For the Journey


Toward the end of every year I genuinely look forward to writing up a list of New Year’s Resolutions.  I’m odd like that. I’m ok with being odd like that.  I think I enjoy it for a couple of reasons:

1) I LOVE learning new things. There is always some new art or skill I want to learn and the list is a promise to myself that this year I will be learning something that I have been itching to try.

2) Also, my resolutions list has a bucket list quality to it, since I include things like the tattoo that I want to add or the trip I want to take. Again, something I really want to do.  So, even though my list may or may not include the ever-present “lose 10 pounds” or “organize the garage” they are deposited in with a plethora of things that delight my soul so they don’t seem as daunting or dreadful.

In recent years I have always included a new knitting goal of some kind on my list and one thing I came to realize as I accomplished these skills is that, very often, they weren’t as daunting as I had thought they would be and I gained more confidence to try more and more things. This year one of the items of the list was “learn to knit socks”.  That I have been longing to do this is clearly evidenced by my ever-growing pile of sock yarn as well as the 4 books on sock knitting and patterns I have added to my shelves.

I love the Online Knitting community and have loved seeing all the gorgeous socks and Box of Socks Knit-a-Longs that people were producing and decided it was time to get started.

Photo from Knitting Squirrel

That being said, I knew I would need some hand-holding to learn how to turn a heel and do the reportedly dreaded Kitchener stitch to close the toe.  So naturally I went to KnitWitts for the Wednesday Night Knit group. (I swear this shop doesn’t pay me to talk about them, they are just that awesome :).

The sock pattern that was introduced was the Mercury Sock pattern that I had been hearing so much about, so I was thrilled to try it.  This sock has a nice lace pattern to it that works very well with a solid color that doesn’t obscure the detail.  I decided on Cascade Heritage Sock Yarn in the Primavera colorway and this turned out to be a great choice since the patterning has a leafy quality to it which matched this soft green very well.

At first the word “lace” kind of worried me (lace=intricate and complex) , but this pattern has a simple 5-row repeat pattern the most challenging of which is the SSK (slip, slip, knit) and that is not difficult to learn.

As I did one repeat after another the pattern emerged and I loved how it was knitting up.

Kelly (still my hero!) walked me through picking up stitches when turning the heel and doing the Kitchener Stitch which required focus but wasn’t as terrifying as its reputation had led me to believe.  One thing I would add to the tutorial I’ve included is to pull the working yarn very, very tight every few stitches.  Once I had finished I had a very nice, professional looking toe and a completed sock that looked great.  I immediately cast on the next sock and am well on my way to completing the pair.

I don’t expect to have a full 12 pair as some of the Sock Knit-A-Longs are doing since I have other projects I have going as well, not to mention, you know life, that constantly interrupts my knitting time.

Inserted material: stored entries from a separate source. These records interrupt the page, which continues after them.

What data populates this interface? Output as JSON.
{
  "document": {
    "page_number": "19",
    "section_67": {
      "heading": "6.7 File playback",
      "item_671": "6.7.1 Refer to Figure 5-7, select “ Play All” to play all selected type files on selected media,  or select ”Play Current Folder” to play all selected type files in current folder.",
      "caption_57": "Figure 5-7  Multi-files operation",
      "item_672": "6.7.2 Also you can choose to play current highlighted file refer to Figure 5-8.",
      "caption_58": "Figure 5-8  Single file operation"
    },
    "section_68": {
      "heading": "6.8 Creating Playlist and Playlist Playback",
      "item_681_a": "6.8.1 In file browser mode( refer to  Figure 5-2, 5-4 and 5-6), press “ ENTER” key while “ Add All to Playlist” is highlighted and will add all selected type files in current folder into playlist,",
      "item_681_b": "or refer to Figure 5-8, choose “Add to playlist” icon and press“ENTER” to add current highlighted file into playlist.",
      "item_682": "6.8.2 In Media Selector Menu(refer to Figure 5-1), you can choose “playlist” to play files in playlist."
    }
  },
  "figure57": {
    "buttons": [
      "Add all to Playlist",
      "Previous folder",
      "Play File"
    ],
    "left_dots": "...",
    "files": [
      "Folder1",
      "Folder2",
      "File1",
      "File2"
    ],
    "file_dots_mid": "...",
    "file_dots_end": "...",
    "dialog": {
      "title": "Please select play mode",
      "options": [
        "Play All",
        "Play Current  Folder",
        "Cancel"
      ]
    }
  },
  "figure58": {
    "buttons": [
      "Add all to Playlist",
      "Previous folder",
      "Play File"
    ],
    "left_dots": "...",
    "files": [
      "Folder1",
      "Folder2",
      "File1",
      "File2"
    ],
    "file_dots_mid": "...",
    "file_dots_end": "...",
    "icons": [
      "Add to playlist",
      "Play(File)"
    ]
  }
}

But I hope by the end of the year to have 3 or 4 pair and to add even more next year.  I’m going to get a nice box to put them in, maybe something with a Paris theme?


So wherever this year takes me at least I’ll have some pretty, soft, hand knit socks for the Journey.

Happy Travels,




P.S. In case you are curious the sock books on my shelf are:


Op-Art Socks

The Joy of Sox -some pretty clever chapter titles in here 🙂

Getting Started Knitting Socks-picked this up a library book sale this weekend for $1 !!

Next week: Buying Indie Hand-Dyed Yarn Online as a competitive sport!



5 thoughts on “For the Journey

  1. This was super fun and easy to follow and actually, makes me interested in trying socks! I’ll have to screw up my courage to try them someday.